(Yvonne Rojas Cáceres)
Tanteando los
objetos, se deslizó fuera de la habitación hacia el patio, atizó el fogón para
hervir el agua y repitió la oración acostumbrada; sostuvo, el romero, el
llantén y la hierba buena, uniendo sus savias con un buen nudo de lana oscura
que arrojó al agua burbujeante mientras se persignaba. El ingrediente preciso, la
linaza, iba al final haciendo que el líquido se torne denso y plomizo. Un vapor
ébano comenzó a fluir fuera del pote que ella tapó con prisa evitando que
escapara.
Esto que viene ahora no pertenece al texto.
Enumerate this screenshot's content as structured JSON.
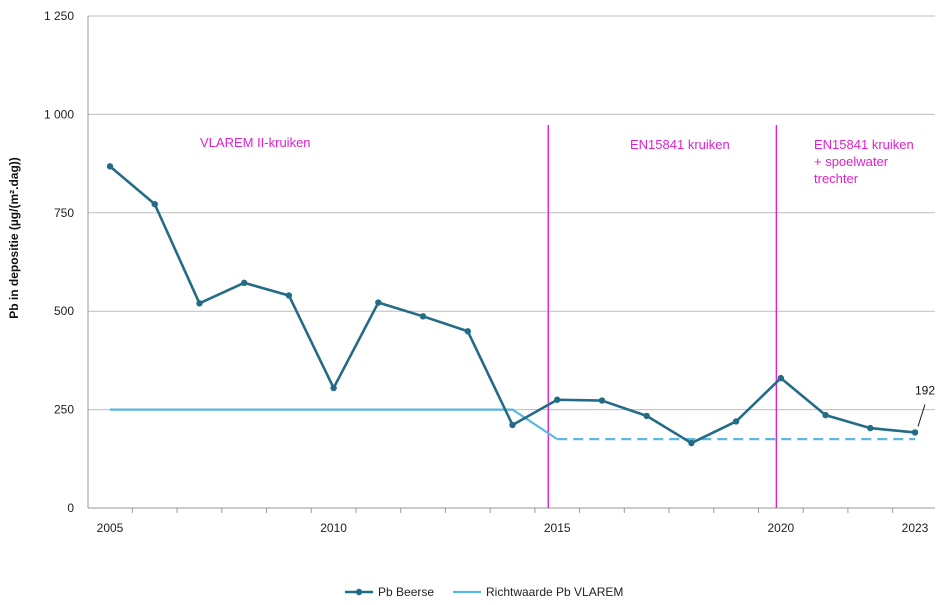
{
  "chart_data": {
    "type": "line",
    "title": "",
    "xlabel": "",
    "ylabel": "Pb in depositie (µg/(m².dag))",
    "xlim": [
      2005,
      2023
    ],
    "ylim": [
      0,
      1250
    ],
    "x_ticks": [
      2005,
      2010,
      2015,
      2020,
      2023
    ],
    "x_tick_labels": [
      "2005",
      "2010",
      "2015",
      "2020",
      "2023"
    ],
    "y_ticks": [
      0,
      250,
      500,
      750,
      1000,
      1250
    ],
    "y_tick_labels": [
      "0",
      "250",
      "500",
      "750",
      "1 000",
      "1 250"
    ],
    "grid": "horizontal",
    "legend_position": "bottom",
    "series": [
      {
        "name": "Pb Beerse",
        "color": "#236b86",
        "marker": "circle",
        "x": [
          2005,
          2006,
          2007,
          2008,
          2009,
          2010,
          2011,
          2012,
          2013,
          2014,
          2015,
          2016,
          2017,
          2018,
          2019,
          2020,
          2021,
          2022,
          2023
        ],
        "values": [
          868,
          772,
          520,
          572,
          540,
          305,
          522,
          487,
          449,
          211,
          275,
          273,
          234,
          165,
          220,
          330,
          236,
          203,
          192
        ]
      },
      {
        "name": "Richtwaarde Pb VLAREM",
        "color": "#5ab7e0",
        "segments": [
          {
            "style": "solid",
            "x": [
              2005,
              2014,
              2015
            ],
            "values": [
              250,
              250,
              175
            ]
          },
          {
            "style": "dashed",
            "x": [
              2015,
              2023
            ],
            "values": [
              175,
              175
            ]
          }
        ]
      }
    ],
    "vertical_lines": [
      {
        "x": 2014.8,
        "color": "#e020d0"
      },
      {
        "x": 2019.9,
        "color": "#e020d0"
      }
    ],
    "annotations": [
      {
        "text_lines": [
          "VLAREM II-kruiken"
        ],
        "color": "#e020d0"
      },
      {
        "text_lines": [
          "EN15841 kruiken"
        ],
        "color": "#e020d0"
      },
      {
        "text_lines": [
          "EN15841 kruiken",
          "+ spoelwater",
          "trechter"
        ],
        "color": "#e020d0"
      }
    ],
    "data_labels": [
      {
        "text": "192",
        "x": 2023,
        "value": 192
      }
    ]
  }
}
Sujetó la olla y la envolvió
en varios trapos de yute y luego en el aguayo. Se la montó en la espalda y
salió lentamente hacia la hora azul del amanecer, repitiendo la oración de
siempre, mientras su piel se aclaraba hasta quedar como un papel y el
escurridizo vapor negro que fluía por una de las rendijas del atado, construía
las sombras de las cosas por donde pasaba. Afuera las criaturas noctámbulas le esperaban
en la esquina de siempre, la barrendera, la putita borracha, el taxista y el
guardia, ansiosos del brebaje que les devolvería sus sombras para que nadie en las
horas claras, pudiera notar la diferencia.